Love never fails.
But where there are prophecies, they will cease;
where there are tongues, they will be stilled;
where there is knowledge, it will pass away.
For we know in part…
Now we see but a poor reflection as in a mirror;
then we shall see face to face.
Now I know in part;
then I shall know fully, even as I am fully known.
And now these three remain; faith, hope and love.
But the greatest of these is love.
I Corinthians 13:8-9a,12-13
When we open ourselves to God in prayer, we encounter mystery. In wonder and awe we open ourselves to our Creator, whom we only know in part.
Mystery is not a part of the spiritual diet many of us were raised on. Many of us have been taught that when it comes to God, it is vital for us to know all the right answers to all the right questions. This leaves very little room for mystery. In fact, people who talk about mystery may seem suspect in some way. As a result, God is too often reduced to something that can be controlled, analyzed, intellectualized and contained.
But Scripture teaches us that we see but a poor reflection. We can only know God in part. God is beyond our wildest dreams. God’s love and grace and power and beauty and goodness are beyond anything we can imagine.
When we enter a relationship with God in prayer, we enter a relationship with One who cannot be boxed or quantified. We enter a relationship with mystery.
This does not mean that God is unknowable. It does mean that our knowing will always be limited, especially our intellectual knowledge. So how do we embrace One whom we can only know in part? The answer in this text is that we know with our hearts. We embrace God and God embraces us in love.
The author of the Cloud of Unknowing, an anonymous book on contemplative prayer from the 14th century, put it this way:
He whom neither men nor angels can grasp by knowledge can be embraced by love. For the intellect of both men and angels is too small to comprehend God as he is in himself….No one can fully comprehend the uncreated God with his knowledge; but each one, in a different way, can grasp him fully through love. (The Cloud of Unknowing edited by William Johnston, Image Books, New York, 1973. Page 50,)
When we realize that the “knowing” that Scripture calls us to is the knowing of love, we are freed from the fear and the limitations of having to “understand God correctly.” We are freed of our pride and judgments. We are freed to allow the Spirit to continue to teach us. And most of all, we are freed to know ourselves as loved and to love with greater humility and adoration, the One who is our Maker.

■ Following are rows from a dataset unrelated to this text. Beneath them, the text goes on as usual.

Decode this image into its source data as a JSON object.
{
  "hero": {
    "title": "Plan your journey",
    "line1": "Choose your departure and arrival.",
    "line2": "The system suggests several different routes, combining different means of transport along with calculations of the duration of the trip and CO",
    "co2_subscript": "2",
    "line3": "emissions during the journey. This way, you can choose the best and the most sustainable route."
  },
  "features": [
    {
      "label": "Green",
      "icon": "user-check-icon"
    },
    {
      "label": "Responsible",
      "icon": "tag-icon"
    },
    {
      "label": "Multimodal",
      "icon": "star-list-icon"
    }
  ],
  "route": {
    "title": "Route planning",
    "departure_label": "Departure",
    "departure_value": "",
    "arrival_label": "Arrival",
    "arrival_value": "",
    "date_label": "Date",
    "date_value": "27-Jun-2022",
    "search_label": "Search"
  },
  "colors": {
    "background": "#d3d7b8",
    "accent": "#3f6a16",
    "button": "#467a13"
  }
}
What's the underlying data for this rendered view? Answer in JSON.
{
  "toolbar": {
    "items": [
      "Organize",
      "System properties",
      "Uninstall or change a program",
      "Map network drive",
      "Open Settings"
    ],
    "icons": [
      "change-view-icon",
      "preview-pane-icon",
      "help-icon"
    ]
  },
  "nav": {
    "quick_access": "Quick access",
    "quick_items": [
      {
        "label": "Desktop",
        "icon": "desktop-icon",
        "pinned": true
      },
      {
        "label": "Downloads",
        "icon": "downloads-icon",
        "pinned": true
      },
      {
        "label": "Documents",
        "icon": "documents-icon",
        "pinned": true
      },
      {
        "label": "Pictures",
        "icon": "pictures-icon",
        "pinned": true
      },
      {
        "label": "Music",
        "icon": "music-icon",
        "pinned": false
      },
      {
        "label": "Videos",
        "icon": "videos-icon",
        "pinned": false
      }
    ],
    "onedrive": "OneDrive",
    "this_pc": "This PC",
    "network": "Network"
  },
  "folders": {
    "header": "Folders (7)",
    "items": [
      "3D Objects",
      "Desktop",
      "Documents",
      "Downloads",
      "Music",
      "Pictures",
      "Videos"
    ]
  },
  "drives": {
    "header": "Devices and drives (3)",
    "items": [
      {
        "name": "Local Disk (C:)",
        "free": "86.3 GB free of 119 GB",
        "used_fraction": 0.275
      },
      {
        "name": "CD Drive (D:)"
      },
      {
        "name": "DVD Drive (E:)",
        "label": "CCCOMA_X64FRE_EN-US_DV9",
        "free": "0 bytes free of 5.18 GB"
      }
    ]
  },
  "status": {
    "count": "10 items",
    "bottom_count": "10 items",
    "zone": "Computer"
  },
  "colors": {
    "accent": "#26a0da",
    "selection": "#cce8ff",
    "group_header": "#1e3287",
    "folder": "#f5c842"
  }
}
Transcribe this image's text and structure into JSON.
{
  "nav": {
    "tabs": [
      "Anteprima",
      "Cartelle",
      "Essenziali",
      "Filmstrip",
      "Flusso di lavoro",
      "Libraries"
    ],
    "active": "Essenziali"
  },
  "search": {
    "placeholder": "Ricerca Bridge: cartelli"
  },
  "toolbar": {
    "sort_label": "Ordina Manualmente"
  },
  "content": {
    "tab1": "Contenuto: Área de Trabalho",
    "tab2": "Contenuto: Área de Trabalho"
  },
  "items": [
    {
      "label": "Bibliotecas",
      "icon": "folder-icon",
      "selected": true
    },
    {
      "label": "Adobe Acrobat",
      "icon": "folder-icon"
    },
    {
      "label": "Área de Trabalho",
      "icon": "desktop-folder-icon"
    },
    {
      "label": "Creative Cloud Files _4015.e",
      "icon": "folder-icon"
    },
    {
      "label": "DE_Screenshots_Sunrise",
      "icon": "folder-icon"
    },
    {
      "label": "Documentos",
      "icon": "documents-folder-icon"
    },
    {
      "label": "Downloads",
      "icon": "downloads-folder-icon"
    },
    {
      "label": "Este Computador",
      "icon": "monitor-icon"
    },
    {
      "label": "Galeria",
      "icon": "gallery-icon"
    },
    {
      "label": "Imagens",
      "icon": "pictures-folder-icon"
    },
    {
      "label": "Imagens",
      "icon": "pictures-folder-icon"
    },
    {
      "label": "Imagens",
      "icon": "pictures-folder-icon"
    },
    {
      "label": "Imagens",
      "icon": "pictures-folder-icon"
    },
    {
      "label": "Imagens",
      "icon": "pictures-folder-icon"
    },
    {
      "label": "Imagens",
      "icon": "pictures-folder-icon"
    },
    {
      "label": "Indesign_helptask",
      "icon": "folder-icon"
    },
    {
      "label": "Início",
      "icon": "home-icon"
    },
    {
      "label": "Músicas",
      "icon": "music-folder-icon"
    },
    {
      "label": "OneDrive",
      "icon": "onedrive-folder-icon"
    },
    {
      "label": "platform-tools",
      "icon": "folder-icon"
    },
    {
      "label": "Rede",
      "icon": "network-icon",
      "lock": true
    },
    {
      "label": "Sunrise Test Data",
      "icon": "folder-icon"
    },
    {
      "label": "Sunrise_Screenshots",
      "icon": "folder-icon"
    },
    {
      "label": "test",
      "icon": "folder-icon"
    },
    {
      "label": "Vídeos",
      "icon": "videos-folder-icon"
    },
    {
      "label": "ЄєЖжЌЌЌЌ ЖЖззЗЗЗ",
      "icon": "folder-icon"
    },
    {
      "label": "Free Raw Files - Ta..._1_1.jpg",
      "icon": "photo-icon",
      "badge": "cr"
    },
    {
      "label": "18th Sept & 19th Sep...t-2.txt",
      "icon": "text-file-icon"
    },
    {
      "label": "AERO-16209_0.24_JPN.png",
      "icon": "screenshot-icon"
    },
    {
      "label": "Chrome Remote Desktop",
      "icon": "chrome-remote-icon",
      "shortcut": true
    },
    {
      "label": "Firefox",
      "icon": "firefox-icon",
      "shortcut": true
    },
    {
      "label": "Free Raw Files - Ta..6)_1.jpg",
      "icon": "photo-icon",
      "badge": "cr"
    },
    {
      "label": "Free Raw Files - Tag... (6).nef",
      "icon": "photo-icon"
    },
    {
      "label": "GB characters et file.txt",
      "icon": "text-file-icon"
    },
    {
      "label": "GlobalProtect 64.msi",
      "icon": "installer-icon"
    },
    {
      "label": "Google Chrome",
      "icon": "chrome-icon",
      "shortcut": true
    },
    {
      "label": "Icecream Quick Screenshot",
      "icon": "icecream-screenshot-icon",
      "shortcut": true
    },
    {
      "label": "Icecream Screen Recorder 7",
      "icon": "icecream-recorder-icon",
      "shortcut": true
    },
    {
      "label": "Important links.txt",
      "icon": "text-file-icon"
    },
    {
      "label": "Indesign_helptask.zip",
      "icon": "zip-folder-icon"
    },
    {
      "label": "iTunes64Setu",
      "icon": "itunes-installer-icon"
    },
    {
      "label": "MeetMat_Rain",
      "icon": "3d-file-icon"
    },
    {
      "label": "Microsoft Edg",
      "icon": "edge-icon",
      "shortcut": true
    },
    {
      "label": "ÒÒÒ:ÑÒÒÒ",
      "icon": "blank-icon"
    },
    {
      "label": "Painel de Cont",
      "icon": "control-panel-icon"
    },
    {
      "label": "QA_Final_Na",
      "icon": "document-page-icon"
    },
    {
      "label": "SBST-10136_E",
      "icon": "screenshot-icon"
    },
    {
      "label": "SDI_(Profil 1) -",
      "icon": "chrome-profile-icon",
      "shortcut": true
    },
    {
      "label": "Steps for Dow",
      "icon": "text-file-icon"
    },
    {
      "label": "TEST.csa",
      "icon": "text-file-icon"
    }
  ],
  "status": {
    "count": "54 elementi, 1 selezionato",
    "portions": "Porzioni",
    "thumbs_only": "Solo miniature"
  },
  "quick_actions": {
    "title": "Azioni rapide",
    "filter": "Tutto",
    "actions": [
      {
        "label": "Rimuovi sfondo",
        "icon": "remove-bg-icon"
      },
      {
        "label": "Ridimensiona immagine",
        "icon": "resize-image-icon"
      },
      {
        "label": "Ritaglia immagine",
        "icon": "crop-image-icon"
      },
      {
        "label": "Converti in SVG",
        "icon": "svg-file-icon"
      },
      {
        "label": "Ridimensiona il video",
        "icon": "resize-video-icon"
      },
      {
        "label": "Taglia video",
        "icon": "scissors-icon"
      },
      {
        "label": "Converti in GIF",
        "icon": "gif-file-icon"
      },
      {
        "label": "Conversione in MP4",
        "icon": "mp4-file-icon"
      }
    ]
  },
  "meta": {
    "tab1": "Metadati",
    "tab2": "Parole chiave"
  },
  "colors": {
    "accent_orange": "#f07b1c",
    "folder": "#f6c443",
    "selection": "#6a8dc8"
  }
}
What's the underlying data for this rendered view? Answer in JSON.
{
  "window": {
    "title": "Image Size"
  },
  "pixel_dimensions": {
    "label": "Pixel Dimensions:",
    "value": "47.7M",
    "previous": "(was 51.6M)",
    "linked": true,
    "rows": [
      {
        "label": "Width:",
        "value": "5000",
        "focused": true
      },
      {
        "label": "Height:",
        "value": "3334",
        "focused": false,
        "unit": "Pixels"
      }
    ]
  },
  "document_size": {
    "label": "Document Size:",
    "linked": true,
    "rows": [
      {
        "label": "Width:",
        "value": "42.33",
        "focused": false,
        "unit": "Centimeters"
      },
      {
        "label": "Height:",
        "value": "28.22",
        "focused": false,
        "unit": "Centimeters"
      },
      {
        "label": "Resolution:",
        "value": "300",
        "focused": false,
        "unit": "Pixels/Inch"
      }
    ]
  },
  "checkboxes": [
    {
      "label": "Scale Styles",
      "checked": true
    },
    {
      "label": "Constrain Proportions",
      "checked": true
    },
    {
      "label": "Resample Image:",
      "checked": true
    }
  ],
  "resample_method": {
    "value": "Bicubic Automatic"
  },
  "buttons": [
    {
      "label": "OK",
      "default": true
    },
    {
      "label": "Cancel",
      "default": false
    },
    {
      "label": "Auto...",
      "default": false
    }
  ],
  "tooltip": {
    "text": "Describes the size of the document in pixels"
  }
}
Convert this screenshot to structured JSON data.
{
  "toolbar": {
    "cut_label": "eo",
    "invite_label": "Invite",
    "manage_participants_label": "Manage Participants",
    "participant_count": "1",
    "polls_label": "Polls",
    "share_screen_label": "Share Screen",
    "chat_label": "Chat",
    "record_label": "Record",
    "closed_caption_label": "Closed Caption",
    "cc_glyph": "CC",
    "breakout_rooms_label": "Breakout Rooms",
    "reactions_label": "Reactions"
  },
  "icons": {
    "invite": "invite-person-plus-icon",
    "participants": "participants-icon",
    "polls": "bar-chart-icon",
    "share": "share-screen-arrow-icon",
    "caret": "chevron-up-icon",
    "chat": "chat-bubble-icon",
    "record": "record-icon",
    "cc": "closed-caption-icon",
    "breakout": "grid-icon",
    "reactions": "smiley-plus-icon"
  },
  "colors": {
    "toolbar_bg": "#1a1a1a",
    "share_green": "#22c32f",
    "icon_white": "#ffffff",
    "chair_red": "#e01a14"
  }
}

Prayer is embracing and being embraced by the mystery that is God.
You are beyond knowledge.
Your love and power and goodness
are too vast for me.
You are beyond my understanding.
Free me from my belief that I need to
analyze and dissect and quantify you.
Free me to humble myself
before the mystery of your Love.
Free me to open my heart
to embrace you
and to be embraced by you,
and thus to encounter you in awe and joy.
Prayer suggestion:
Reflect on all the ways you have experienced yourself embraced by God’s love and embracing God in love. Allow yourself to open your heart in love and humility to the God who is mystery.